During his stay in Macedon, Euripides wrote a play called Archelaus, about an ancestor of the king, and a number of other works. At his death in 406 (at the age of around seventy) he left three unproduced plays, which were later staged at Athens by one of his sons. The group, which won the first prize, probably in 405, included two plays that survive: Iphigenia at Aulis and The Bacchae.
It has sometimes been suggested that the wild landscape of Macedon and its connection with archaic traditions inspired Euripides to turn his thoughts to the theme of Dionysian transcendence and unity with nature. But such biographical suggestions tend to be superficial and unreliable. (Roux compares the effect of Macedonian landscapes on Euripides to the effect of Niagara Falls on Chateaubriand - a comparison that comments on itself, since it is now generally believed that Chateaubriand never saw Niagara Falls.) Dionysian themes were prominent in ancient tragedy: Aeschylus wrote two trilogies on such subjects. And Euripides' own career shows a continuous interest in the themes treated in The Bacchae. An early lost play, The Cretans, dealt with ecstatic religion. Its surviving fragment mentions Zagreus (a form of Dionysus), feasts of raw flesh, Curetes (mythical Cretan divinities associated with stories of Dionysus' youth), and Bacchants. The Hipploytus, produced in 428, is very close to The Bacchae in its portrayal both of the violence of erotic desire and of the impoverished character of a life that attempts to close it off completely. The Helen (412) contains an ode dealing with the mysteries of the Mountain Mother. The Bacchae seems uncharacteristic, calling for some special biographical interpretation, only if one accepts an account of Euripides' career such as one given by Nietzsche, who claimed that until he wrote this one play Euripides had been the poet of the supremacy of the intellect, crisp and optimistic, totally insensitive to the power of irrational forces in human life, and to their beauty. But this interpretation cannot survive a scrutiny of the earlier plays.
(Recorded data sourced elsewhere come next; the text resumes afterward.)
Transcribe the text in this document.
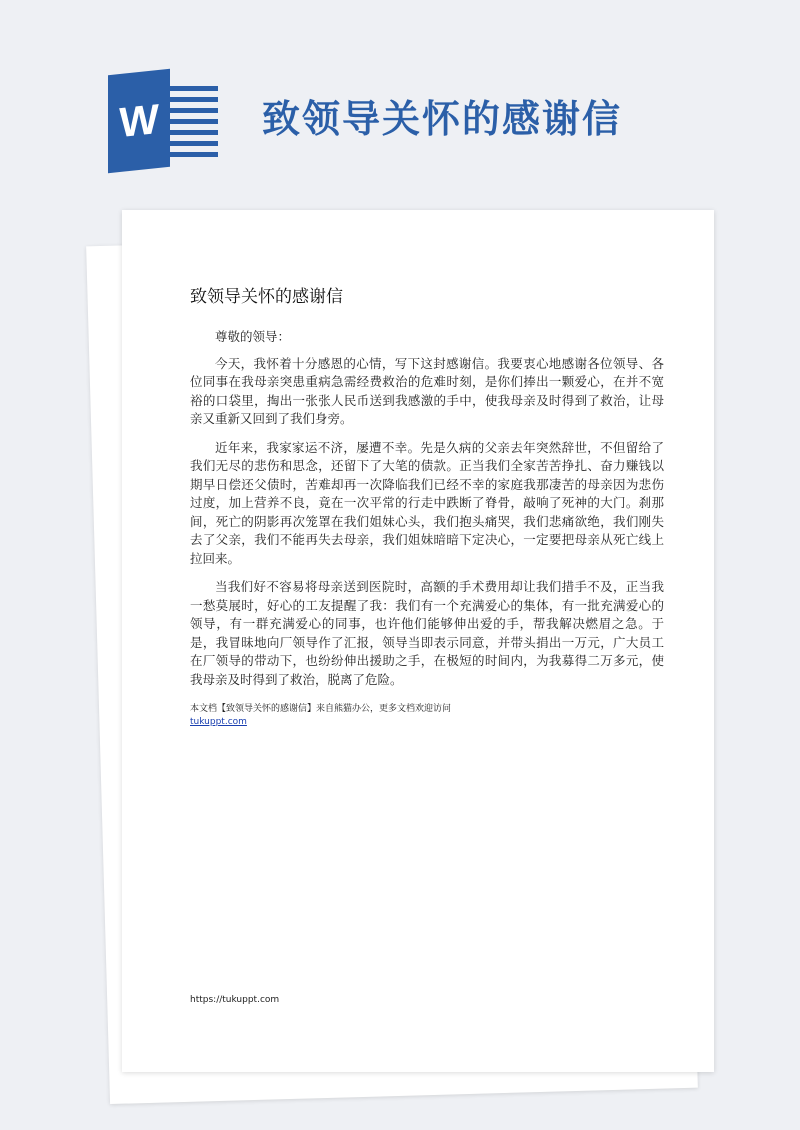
W	致领导关怀的感谢信
致领导关怀的感谢信

尊敬的领导：

今天，我怀着十分感恩的心情，写下这封感谢信。我要衷心地感谢各位领导、各位同事在我母亲突患重病急需经费救治的危难时刻，是你们捧出一颗爱心，在并不宽裕的口袋里，掏出一张张人民币送到我感激的手中，使我母亲及时得到了救治，让母亲又重新又回到了我们身旁。

近年来，我家家运不济，屡遭不幸。先是久病的父亲去年突然辞世，不但留给了我们无尽的悲伤和思念，还留下了大笔的债款。正当我们全家苦苦挣扎、奋力赚钱以期早日偿还父债时，苦难却再一次降临我们已经不幸的家庭我那凄苦的母亲因为悲伤过度，加上营养不良，竟在一次平常的行走中跌断了脊骨，敲响了死神的大门。刹那间，死亡的阴影再次笼罩在我们姐妹心头，我们抱头痛哭，我们悲痛欲绝，我们刚失去了父亲，我们不能再失去母亲，我们姐妹暗暗下定决心，一定要把母亲从死亡线上拉回来。

当我们好不容易将母亲送到医院时，高额的手术费用却让我们措手不及，正当我一愁莫展时，好心的工友提醒了我：我们有一个充满爱心的集体，有一批充满爱心的领导，有一群充满爱心的同事，也许他们能够伸出爱的手，帮我解决燃眉之急。于是，我冒昧地向厂领导作了汇报，领导当即表示同意，并带头捐出一万元，广大员工在厂领导的带动下，也纷纷伸出援助之手，在极短的时间内，为我募得二万多元，使我母亲及时得到了救治，脱离了危险。

本文档【致领导关怀的感谢信】来自熊猫办公，更多文档欢迎访问
tukuppt.com
https://tukuppt.com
For even where rational debate is given prominence (as, for example, in The Trojan Women), it is usually shown to be powerless against other darker forces such as love, desire, and greed.
The language of The Bacchae is, however, rather unusual within Euripides' work as we know it. Although the iambics of the dialogue sections show metrical tendencies that link them unmistakably with the other late plays, the style and diction are in many places archaic, solemn, almost Aeschylean in their formality. Gilbert Murray called The Bacchae 'the most formal Greek play known to us.' It's 'severity of form' (Dodds) is in striking tension with its strange and passionate content. Its lyrics have little of the concern with decoration that marks a number of Euripides' later dramas. The use of refrains links them with cult hymns, as do some of the meters selected. In one dialogue section (lines 604-41) the play revives (like several other late plays of Euripides) the trochaic tetrameter, a very old tragic meter, which combines an archaizing effect with rapid light movement, as the god describes the ease with which he has slipped away from Pentheus and confounded human attempts to bind him.